Trait d'union entre deux paysages urbains situés de part et d'autre du périphérique, le Mazagran apparaît pour l'architecte comme un « élément singulier mais fédérateur d'un site. Le rôle de l'immeuble Ipsos est moins de marquer le seuil, de former une porte que de faire le lien, d'aider au passage, de fédérer, d'être un catalyseur afin de reconstruire le paysage; »

Vu du périphérique, la façade plein nord du Mazagran rue du Val-de-Marne est imposante. Elle évite pourtant l'effet de mur, fréquemment aperçu sur nombre des ouvrages disposés le long du tracé routier. L'usage d'une large façade double peau en verre pincé n'est pas pour rien dans cette prouesse urbaine. Cette technique est la dernière-née des innovations dans le secteur de la façade vitrée. Elle tient tout son intérêt du contraste établi entre hauteur et relative transparence. Non traditionnelle, elle a fait l'objet d'un dépôt d'ATEx qui porte à la fois sur les vitrages, l'accroche et la mise en oeuvre.
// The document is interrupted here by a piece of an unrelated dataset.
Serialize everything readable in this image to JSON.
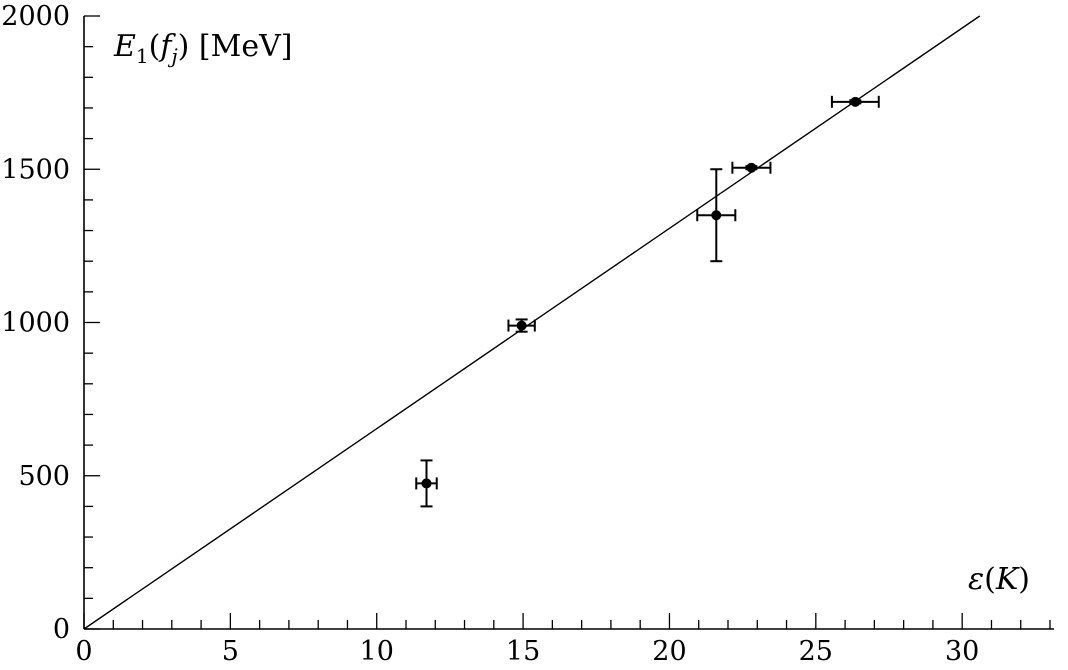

550 m² de façade ventilée en verre pincé

Ainsi que l'explique Jean-Pierre Leroux de la société VMT chargée des études, de la fourniture et de la pose de la façade nord, « il existe quatre façons de reprendre un verre : parclosé avec un vitrage qui apparaît comme un élément de remplissage, percé avec un vitrage qui doit être autoporteur, collé avec un vitrage fixé à son cadre ou pincé avec un vitrage repris ponctuellement, comme c'est le cas pour le Mazagran. Ce procédé d'accroche par des pattes ponctuelles qui viennent reprendre en pression et en dépression les efforts évite d'utiliser du verre trempé et ainsi de mettre en œuvre du feuilleté clair recuit. »
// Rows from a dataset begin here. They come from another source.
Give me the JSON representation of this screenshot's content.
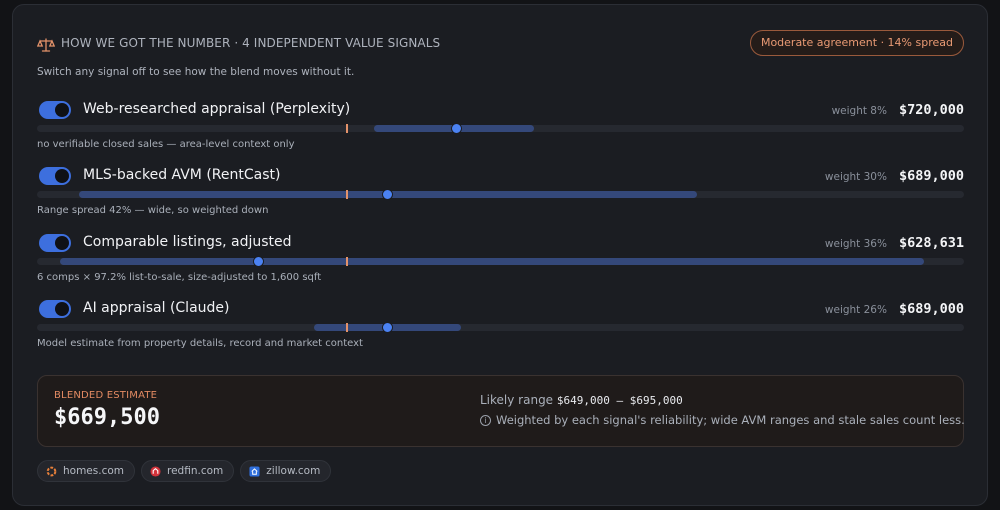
{
  "header": {
    "title": "HOW WE GOT THE NUMBER · 4 INDEPENDENT VALUE SIGNALS",
    "agreement": "Moderate agreement · 14% spread",
    "subtitle": "Switch any signal off to see how the blend moves without it.",
    "icon": "scale-icon"
  },
  "colors": {
    "accent": "#3d6fde",
    "range": "#34487a",
    "marker": "#e3926a",
    "agreement": "#e99a74"
  },
  "blend_marker_value_pct": 0.333,
  "signals": [
    {
      "label": "Web-researched appraisal (Perplexity)",
      "weight": "weight 8%",
      "value": "$720,000",
      "note": "no verifiable closed sales — area-level context only",
      "enabled": true,
      "range_start_pct": 0.363,
      "range_end_pct": 0.536,
      "point_pct": 0.452
    },
    {
      "label": "MLS-backed AVM (RentCast)",
      "weight": "weight 30%",
      "value": "$689,000",
      "note": "Range spread 42% — wide, so weighted down",
      "enabled": true,
      "range_start_pct": 0.045,
      "range_end_pct": 0.712,
      "point_pct": 0.378
    },
    {
      "label": "Comparable listings, adjusted",
      "weight": "weight 36%",
      "value": "$628,631",
      "note": "6 comps × 97.2% list-to-sale, size-adjusted to 1,600 sqft",
      "enabled": true,
      "range_start_pct": 0.025,
      "range_end_pct": 0.957,
      "point_pct": 0.238
    },
    {
      "label": "AI appraisal (Claude)",
      "weight": "weight 26%",
      "value": "$689,000",
      "note": "Model estimate from property details, record and market context",
      "enabled": true,
      "range_start_pct": 0.299,
      "range_end_pct": 0.457,
      "point_pct": 0.378
    }
  ],
  "blend": {
    "label": "BLENDED ESTIMATE",
    "value": "$669,500",
    "likely_prefix": "Likely range",
    "likely_range": "$649,000 – $695,000",
    "explanation": "Weighted by each signal's reliability; wide AVM ranges and stale sales count less."
  },
  "sources": [
    {
      "label": "homes.com",
      "icon": "homes-icon",
      "color": "#e8803a"
    },
    {
      "label": "redfin.com",
      "icon": "redfin-icon",
      "color": "#d2333b"
    },
    {
      "label": "zillow.com",
      "icon": "zillow-icon",
      "color": "#2f6fdc"
    }
  ]
}
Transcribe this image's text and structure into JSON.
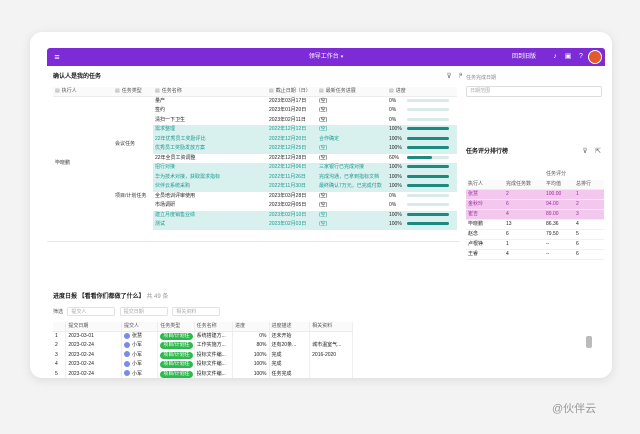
{
  "app": {
    "title": "领导工作台",
    "switch_label": "回到旧版"
  },
  "left_panel": {
    "title": "确认人是我的任务",
    "headers": [
      "执行人",
      "任务类型",
      "任务名称",
      "截止日期（日）",
      "最新任务进展",
      "进度"
    ],
    "executor": "毕晓鹏",
    "rows": [
      {
        "type": "",
        "name": "量产",
        "date": "2023年03月17日",
        "note": "(空)",
        "pct": "0%",
        "val": 0,
        "hl": false
      },
      {
        "type": "",
        "name": "签约",
        "date": "2023年01月20日",
        "note": "(空)",
        "pct": "0%",
        "val": 0,
        "hl": false
      },
      {
        "type": "",
        "name": "清扫一下卫生",
        "date": "2023年02月11日",
        "note": "(空)",
        "pct": "0%",
        "val": 0,
        "hl": false
      },
      {
        "type": "",
        "name": "需求整理",
        "date": "2022年12月12日",
        "note": "(空)",
        "pct": "100%",
        "val": 100,
        "hl": true
      },
      {
        "type": "会议任务",
        "name": "22年优秀员工奖励评比",
        "date": "2022年12月20日",
        "note": "合作确定",
        "pct": "100%",
        "val": 100,
        "hl": true
      },
      {
        "type": "",
        "name": "优秀员工奖励发放方案",
        "date": "2022年12月25日",
        "note": "(空)",
        "pct": "100%",
        "val": 100,
        "hl": true
      },
      {
        "type": "",
        "name": "22年全员工资调整",
        "date": "2022年12月28日",
        "note": "(空)",
        "pct": "60%",
        "val": 60,
        "hl": false
      },
      {
        "type": "",
        "name": "招行对接",
        "date": "2022年12月06日",
        "note": "三家银行已完成对接",
        "pct": "100%",
        "val": 100,
        "hl": true
      },
      {
        "type": "",
        "name": "华为技术对接，获取需求指标",
        "date": "2022年11月26日",
        "note": "完成沟通，已拿到指标文档",
        "pct": "100%",
        "val": 100,
        "hl": true
      },
      {
        "type": "项目/计划任务",
        "name": "伙伴云系统采购",
        "date": "2022年11月30日",
        "note": "最终确认7万元，已完成付款",
        "pct": "100%",
        "val": 100,
        "hl": true
      },
      {
        "type": "",
        "name": "全员培训评审使用",
        "date": "2023年03月28日",
        "note": "(空)",
        "pct": "0%",
        "val": 0,
        "hl": false
      },
      {
        "type": "",
        "name": "市场调研",
        "date": "2023年02月05日",
        "note": "(空)",
        "pct": "0%",
        "val": 0,
        "hl": false
      },
      {
        "type": "",
        "name": "建立月度销售业绩",
        "date": "2023年02月10日",
        "note": "(空)",
        "pct": "100%",
        "val": 100,
        "hl": true
      },
      {
        "type": "",
        "name": "测试",
        "date": "2023年02月03日",
        "note": "(空)",
        "pct": "100%",
        "val": 100,
        "hl": true
      }
    ]
  },
  "right_top": {
    "label": "任务完成日期",
    "placeholder": "日期范围"
  },
  "right_panel": {
    "title": "任务评分排行榜",
    "headers": [
      "执行人",
      "完成任务数",
      "平均值",
      "总排行"
    ],
    "group_header": "任务评分",
    "rows": [
      {
        "name": "张慧",
        "count": "2",
        "avg": "100.00",
        "rank": "1",
        "pink": true
      },
      {
        "name": "金秋玲",
        "count": "6",
        "avg": "94.00",
        "rank": "2",
        "pink": true
      },
      {
        "name": "崔吉",
        "count": "4",
        "avg": "89.00",
        "rank": "3",
        "pink": true
      },
      {
        "name": "毕晓鹏",
        "count": "13",
        "avg": "86.36",
        "rank": "4",
        "pink": false
      },
      {
        "name": "赵念",
        "count": "6",
        "avg": "79.50",
        "rank": "5",
        "pink": false
      },
      {
        "name": "卢根铮",
        "count": "1",
        "avg": "--",
        "rank": "6",
        "pink": false
      },
      {
        "name": "王睿",
        "count": "4",
        "avg": "--",
        "rank": "6",
        "pink": false
      }
    ]
  },
  "bottom_panel": {
    "title": "进度日报 【看看你们都做了什么】",
    "count": "共 49 条",
    "filter_label": "筛选",
    "filters": [
      "提交人",
      "提交日期",
      "相关资料"
    ],
    "headers": [
      "",
      "提交日期",
      "提交人",
      "任务类型",
      "任务名称",
      "进度",
      "进度描述",
      "相关资料"
    ],
    "rows": [
      {
        "idx": "1",
        "date": "2023-03-01",
        "user": "张慧",
        "type": "项目/计划任",
        "name": "系统搭建方...",
        "pct": "0%",
        "desc": "还未开始",
        "ref": ""
      },
      {
        "idx": "2",
        "date": "2023-02-24",
        "user": "小军",
        "type": "项目/计划任",
        "name": "工作实施方...",
        "pct": "80%",
        "desc": "还有20条...",
        "ref": "城市温室气..."
      },
      {
        "idx": "3",
        "date": "2023-02-24",
        "user": "小军",
        "type": "项目/计划任",
        "name": "投标文件编...",
        "pct": "100%",
        "desc": "完成",
        "ref": "2016-2020"
      },
      {
        "idx": "4",
        "date": "2023-02-24",
        "user": "小军",
        "type": "项目/计划任",
        "name": "投标文件编...",
        "pct": "100%",
        "desc": "完成",
        "ref": ""
      },
      {
        "idx": "5",
        "date": "2023-02-24",
        "user": "小军",
        "type": "项目/计划任",
        "name": "投标文件编...",
        "pct": "100%",
        "desc": "任务完成",
        "ref": ""
      }
    ]
  },
  "watermark": "@伙伴云"
}
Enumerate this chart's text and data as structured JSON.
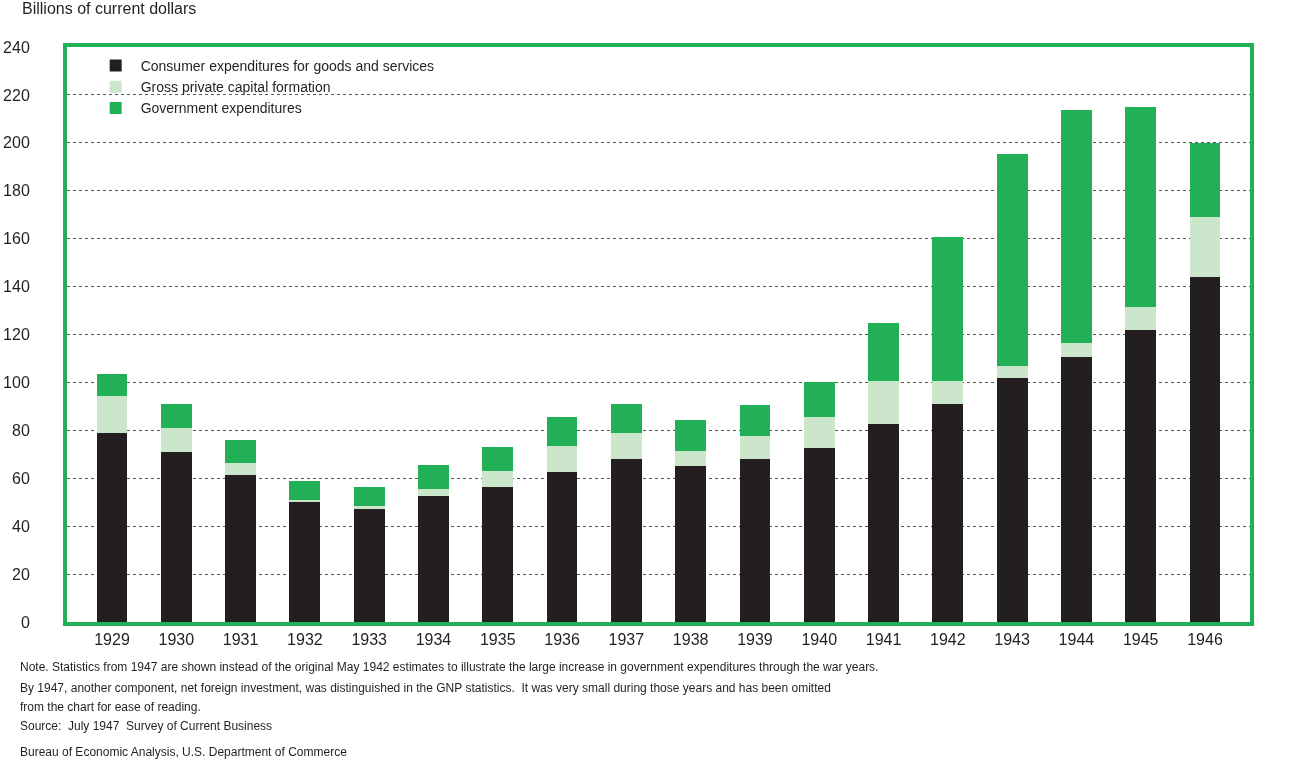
{
  "chart_data": {
    "type": "bar",
    "stacked": true,
    "ylabel": "Billions of current dollars",
    "categories": [
      "1929",
      "1930",
      "1931",
      "1932",
      "1933",
      "1934",
      "1935",
      "1936",
      "1937",
      "1938",
      "1939",
      "1940",
      "1941",
      "1942",
      "1943",
      "1944",
      "1945",
      "1946"
    ],
    "series": [
      {
        "name": "Consumer expenditures for goods and services",
        "color": "#231f20",
        "values": [
          79,
          71,
          61.5,
          50,
          47,
          52.5,
          56.5,
          62.5,
          68,
          65,
          68,
          72.5,
          82.5,
          91,
          102,
          110.5,
          122,
          144
        ]
      },
      {
        "name": "Gross private capital formation",
        "color": "#cce6cc",
        "values": [
          15.5,
          10,
          5,
          1,
          1.5,
          3,
          6.5,
          11,
          11,
          6.5,
          9.5,
          13,
          18,
          9.5,
          5,
          6,
          9.5,
          25
        ]
      },
      {
        "name": "Government expenditures",
        "color": "#22b057",
        "values": [
          9,
          10,
          9.5,
          8,
          8,
          10,
          10,
          12,
          12,
          13,
          13,
          14.5,
          24.5,
          60,
          88.5,
          97,
          83.5,
          31
        ]
      }
    ],
    "ylim": [
      0,
      240
    ],
    "yticks": [
      0,
      20,
      40,
      60,
      80,
      100,
      120,
      140,
      160,
      180,
      200,
      220,
      240
    ],
    "grid": "y",
    "legend": "top left",
    "annotations": [
      "Note. Statistics from 1947 are shown instead of the original May 1942 estimates to illustrate the large increase in government expenditures through the war years.",
      "By 1947, another component, net foreign investment, was distinguished in the GNP statistics.  It was very small during those years and has been omitted",
      "from the chart for ease of reading.",
      "Source:  July 1947  Survey of Current Business",
      "Bureau of Economic Analysis, U.S. Department of Commerce"
    ]
  }
}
La façade consiste en une façade acoustique composée d'une peau extérieure, d'une lame d'air et d'une peau intérieure, sa conception correspondant au procédé de façade double peau ventilée. L'épaisseur de la lame d'air est de 30 cm en R+2 et de 80 cm au R+4. Cette façade avec des pattes non traversantes ferme huit ensembles de façades entrecoupées par cinq failles qui permettent la mise en œuvre d'ouvrants de sécurité dans l'intervalle. La façade, objet de l'ATEx, se situe entre le R+2 et le R+5. Les éléments de verre sont plans au R+2 et bombés entre le R+3 et le R+5. La hauteur globale de la façade est de 12,80 m sur 50 de large. Elle est plus précisément constituée, en R+2, de 32 volumes plans feuilletés 12.15.2 clair recuit d'environ 3,870 m de hauteur et de 1,33 m de largeur ; en R+3 jusqu'en R+5, de 64 volumes bombés feuilletés de 15.15.2 clair recuit d'environ 3,640 m et 5,24 m de hauteur et de 1,33 m de largeur. Au total, 550 m² de façade vitrée pour 733 volumes verriers.
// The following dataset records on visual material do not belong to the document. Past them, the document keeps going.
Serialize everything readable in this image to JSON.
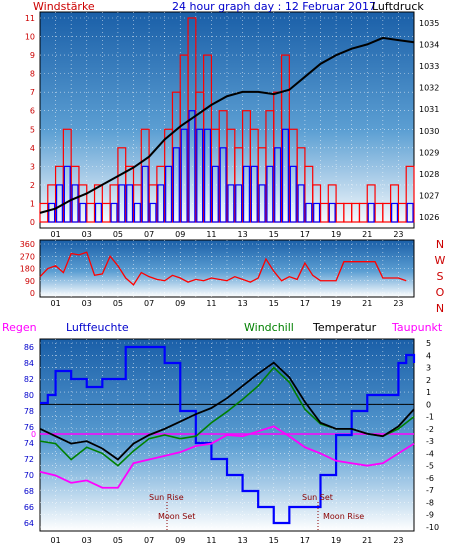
{
  "header": {
    "title": "24 hour graph day : 12 Februar 2017",
    "left_label": "Windstärke",
    "right_label": "Luftdruck"
  },
  "legend_bottom": {
    "regen": "Regen",
    "luftfeuchte": "Luftfeuchte",
    "windchill": "Windchill",
    "temperatur": "Temperatur",
    "taupunkt": "Taupunkt"
  },
  "annotations": {
    "sun_rise": "Sun Rise",
    "sun_set": "Sun Set",
    "moon_set": "Moon Set",
    "moon_rise": "Moon Rise",
    "rain_zero": "0"
  },
  "colors": {
    "wind_bar": "#ff0000",
    "gust_bar": "#0000ff",
    "pressure": "#000000",
    "humidity": "#0000ff",
    "temperature": "#000000",
    "windchill": "#008000",
    "dewpoint": "#ff00ff",
    "rain": "#ff00ff",
    "sky_top": "#1a5fa8",
    "sky_bottom": "#ffffff"
  },
  "chart_data": [
    {
      "type": "bar",
      "title": "24 hour graph day : 12 Februar 2017",
      "x_ticks": [
        "01",
        "03",
        "05",
        "07",
        "09",
        "11",
        "13",
        "15",
        "17",
        "19",
        "21",
        "23"
      ],
      "wind_ylim": [
        0,
        11
      ],
      "wind_ticks": [
        "0",
        "1",
        "2",
        "3",
        "4",
        "5",
        "6",
        "7",
        "8",
        "9",
        "10",
        "11"
      ],
      "pressure_ylim": [
        1025.5,
        1035.5
      ],
      "pressure_ticks": [
        "1026",
        "1027",
        "1028",
        "1029",
        "1030",
        "1031",
        "1032",
        "1033",
        "1034",
        "1035"
      ],
      "series": [
        {
          "name": "Windstärke",
          "axis": "left",
          "x": [
            0,
            0.5,
            1,
            1.5,
            2,
            2.5,
            3,
            3.5,
            4,
            4.5,
            5,
            5.5,
            6,
            6.5,
            7,
            7.5,
            8,
            8.5,
            9,
            9.5,
            10,
            10.5,
            11,
            11.5,
            12,
            12.5,
            13,
            13.5,
            14,
            14.5,
            15,
            15.5,
            16,
            16.5,
            17,
            17.5,
            18,
            18.5,
            19,
            19.5,
            20,
            20.5,
            21,
            21.5,
            22,
            22.5,
            23,
            23.5
          ],
          "values": [
            1,
            2,
            3,
            5,
            3,
            2,
            1,
            2,
            1,
            2,
            4,
            3,
            2,
            5,
            2,
            3,
            5,
            7,
            9,
            11,
            7,
            9,
            5,
            6,
            5,
            4,
            6,
            5,
            4,
            6,
            7,
            9,
            5,
            4,
            3,
            2,
            1,
            2,
            1,
            1,
            1,
            1,
            2,
            1,
            1,
            2,
            1,
            3
          ]
        },
        {
          "name": "Windböen",
          "axis": "left",
          "x": [
            0,
            0.5,
            1,
            1.5,
            2,
            2.5,
            3,
            3.5,
            4,
            4.5,
            5,
            5.5,
            6,
            6.5,
            7,
            7.5,
            8,
            8.5,
            9,
            9.5,
            10,
            10.5,
            11,
            11.5,
            12,
            12.5,
            13,
            13.5,
            14,
            14.5,
            15,
            15.5,
            16,
            16.5,
            17,
            17.5,
            18,
            18.5,
            19,
            19.5,
            20,
            20.5,
            21,
            21.5,
            22,
            22.5,
            23,
            23.5
          ],
          "values": [
            0,
            1,
            2,
            3,
            2,
            1,
            0,
            1,
            0,
            1,
            2,
            2,
            1,
            3,
            1,
            2,
            3,
            4,
            5,
            6,
            5,
            5,
            3,
            4,
            2,
            2,
            3,
            3,
            2,
            3,
            4,
            5,
            3,
            2,
            1,
            1,
            0,
            1,
            0,
            0,
            0,
            0,
            1,
            0,
            0,
            1,
            0,
            1
          ]
        },
        {
          "name": "Luftdruck",
          "axis": "right",
          "type": "line",
          "x": [
            0,
            1,
            2,
            3,
            4,
            5,
            6,
            7,
            8,
            9,
            10,
            11,
            12,
            13,
            14,
            15,
            16,
            17,
            18,
            19,
            20,
            21,
            22,
            23,
            24
          ],
          "values": [
            1026.2,
            1026.4,
            1026.8,
            1027.1,
            1027.5,
            1027.9,
            1028.3,
            1028.8,
            1029.6,
            1030.2,
            1030.7,
            1031.2,
            1031.6,
            1031.8,
            1031.8,
            1031.7,
            1031.9,
            1032.5,
            1033.1,
            1033.5,
            1033.8,
            1034.0,
            1034.3,
            1034.2,
            1034.1
          ]
        }
      ]
    },
    {
      "type": "line",
      "title": "",
      "x_ticks": [
        "01",
        "03",
        "05",
        "07",
        "09",
        "11",
        "13",
        "15",
        "17",
        "19",
        "21",
        "23"
      ],
      "ylim": [
        0,
        360
      ],
      "y_ticks": [
        "0",
        "90",
        "180",
        "270",
        "360"
      ],
      "direction_labels": [
        "N",
        "W",
        "S",
        "O",
        "N"
      ],
      "series": [
        {
          "name": "Windrichtung",
          "x": [
            0,
            0.5,
            1,
            1.5,
            2,
            2.5,
            3,
            3.5,
            4,
            4.5,
            5,
            5.5,
            6,
            6.5,
            7,
            7.5,
            8,
            8.5,
            9,
            9.5,
            10,
            10.5,
            11,
            11.5,
            12,
            12.5,
            13,
            13.5,
            14,
            14.5,
            15,
            15.5,
            16,
            16.5,
            17,
            17.5,
            18,
            18.5,
            19,
            19.5,
            20,
            20.5,
            21,
            21.5,
            22,
            22.5,
            23,
            23.5
          ],
          "values": [
            120,
            180,
            200,
            150,
            290,
            280,
            300,
            130,
            140,
            270,
            200,
            110,
            60,
            150,
            120,
            100,
            90,
            130,
            110,
            80,
            100,
            90,
            110,
            100,
            90,
            120,
            100,
            80,
            110,
            250,
            160,
            90,
            120,
            100,
            220,
            130,
            90,
            90,
            90,
            230,
            230,
            230,
            230,
            230,
            110,
            110,
            110,
            90
          ]
        }
      ]
    },
    {
      "type": "line",
      "title": "",
      "x_ticks": [
        "01",
        "03",
        "05",
        "07",
        "09",
        "11",
        "13",
        "15",
        "17",
        "19",
        "21",
        "23"
      ],
      "humidity_ylim": [
        63,
        87
      ],
      "humidity_ticks": [
        "64",
        "66",
        "68",
        "70",
        "72",
        "74",
        "76",
        "78",
        "80",
        "82",
        "84",
        "86"
      ],
      "temp_ylim": [
        -10,
        5
      ],
      "temp_ticks": [
        "5",
        "4",
        "3",
        "2",
        "1",
        "0",
        "-1",
        "-2",
        "-3",
        "-4",
        "-5",
        "-6",
        "-7",
        "-8",
        "-9",
        "-10"
      ],
      "series": [
        {
          "name": "Luftfeuchte",
          "axis": "left",
          "x": [
            0,
            0.5,
            1,
            2,
            3,
            4,
            5,
            5.5,
            6,
            7,
            8,
            9,
            10,
            11,
            12,
            13,
            14,
            15,
            16,
            17,
            18,
            19,
            20,
            21,
            22,
            23,
            23.5,
            24
          ],
          "values": [
            79,
            80,
            83,
            82,
            81,
            82,
            82,
            86,
            86,
            86,
            84,
            78,
            74,
            72,
            70,
            68,
            66,
            64,
            66,
            66,
            70,
            75,
            78,
            80,
            80,
            84,
            85,
            84
          ]
        },
        {
          "name": "Temperatur",
          "axis": "right",
          "x": [
            0,
            1,
            2,
            3,
            4,
            5,
            6,
            7,
            8,
            9,
            10,
            11,
            12,
            13,
            14,
            15,
            16,
            17,
            18,
            19,
            20,
            21,
            22,
            23,
            24
          ],
          "values": [
            -2.0,
            -2.6,
            -3.2,
            -3.0,
            -3.6,
            -4.5,
            -3.2,
            -2.5,
            -2.0,
            -1.4,
            -0.8,
            -0.3,
            0.5,
            1.5,
            2.5,
            3.4,
            2.2,
            0.2,
            -1.5,
            -2.0,
            -2.0,
            -2.4,
            -2.6,
            -1.8,
            -0.4
          ]
        },
        {
          "name": "Windchill",
          "axis": "right",
          "x": [
            0,
            1,
            2,
            3,
            4,
            5,
            6,
            7,
            8,
            9,
            10,
            11,
            12,
            13,
            14,
            15,
            16,
            17,
            18,
            19,
            20,
            21,
            22,
            23,
            24
          ],
          "values": [
            -3.0,
            -3.2,
            -4.5,
            -3.5,
            -4.0,
            -5.0,
            -3.8,
            -2.8,
            -2.5,
            -2.8,
            -2.6,
            -1.5,
            -0.6,
            0.4,
            1.5,
            3.0,
            1.8,
            -0.4,
            -1.6,
            -2.0,
            -2.0,
            -2.4,
            -2.6,
            -2.0,
            -1.0
          ]
        },
        {
          "name": "Taupunkt",
          "axis": "right",
          "x": [
            0,
            1,
            2,
            3,
            4,
            5,
            6,
            7,
            8,
            9,
            10,
            11,
            12,
            13,
            14,
            15,
            16,
            17,
            18,
            19,
            20,
            21,
            22,
            23,
            24
          ],
          "values": [
            -5.5,
            -5.8,
            -6.4,
            -6.2,
            -6.8,
            -6.8,
            -4.8,
            -4.5,
            -4.2,
            -3.9,
            -3.4,
            -3.2,
            -2.5,
            -2.6,
            -2.2,
            -1.8,
            -2.6,
            -3.5,
            -4.0,
            -4.6,
            -4.8,
            -5.0,
            -4.8,
            -4.0,
            -3.2
          ]
        },
        {
          "name": "Regen",
          "axis": "left",
          "x": [
            0,
            24
          ],
          "values": [
            0,
            0
          ]
        }
      ]
    }
  ]
}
Tous les vitrages, rectangulaires, font office de garde-corps, principalement pour assurer les opérations de maintenance. La façade est fixée sur les ouvrages béton/nez de dalle ou retombée de poutre par l'intermédiaire de consoles métalliques tubulaires boulonnées sur un ensemble de lisses filantes chevillées ponctuellement. Les verres sont repris par des pattes acier formant une fourchette en extrémité. Ils sont pincés par une platine ponctuelle extérieure en inox. Un caillebotis intérieur en appui sur les planchers béton assure l'accès aux opérateurs de maintenance. Le maintien des vitrages est assuré par serrage d'une contreplaque vissée sur les platines d'extrémité des pattes d'attache. Un intercalaire soudé sur ces platines limite le serrage et réalise le support de calage vertical des volumes. Les contreplaques, ainsi que la platine d'extrémité des consoles, sont usinées côté verre afin d'insérer un joint résilient.

Pour la mise en œuvre des volumes verriers, VMT a mis au point une potence spécifique, une sorte de mât cintré capable de bouger perpendiculairement et parallèlement à la façade afin de positionner des éléments dont les plus lourds situés en haut de l'ouvrage peuvent peser jusqu'à 600 kg.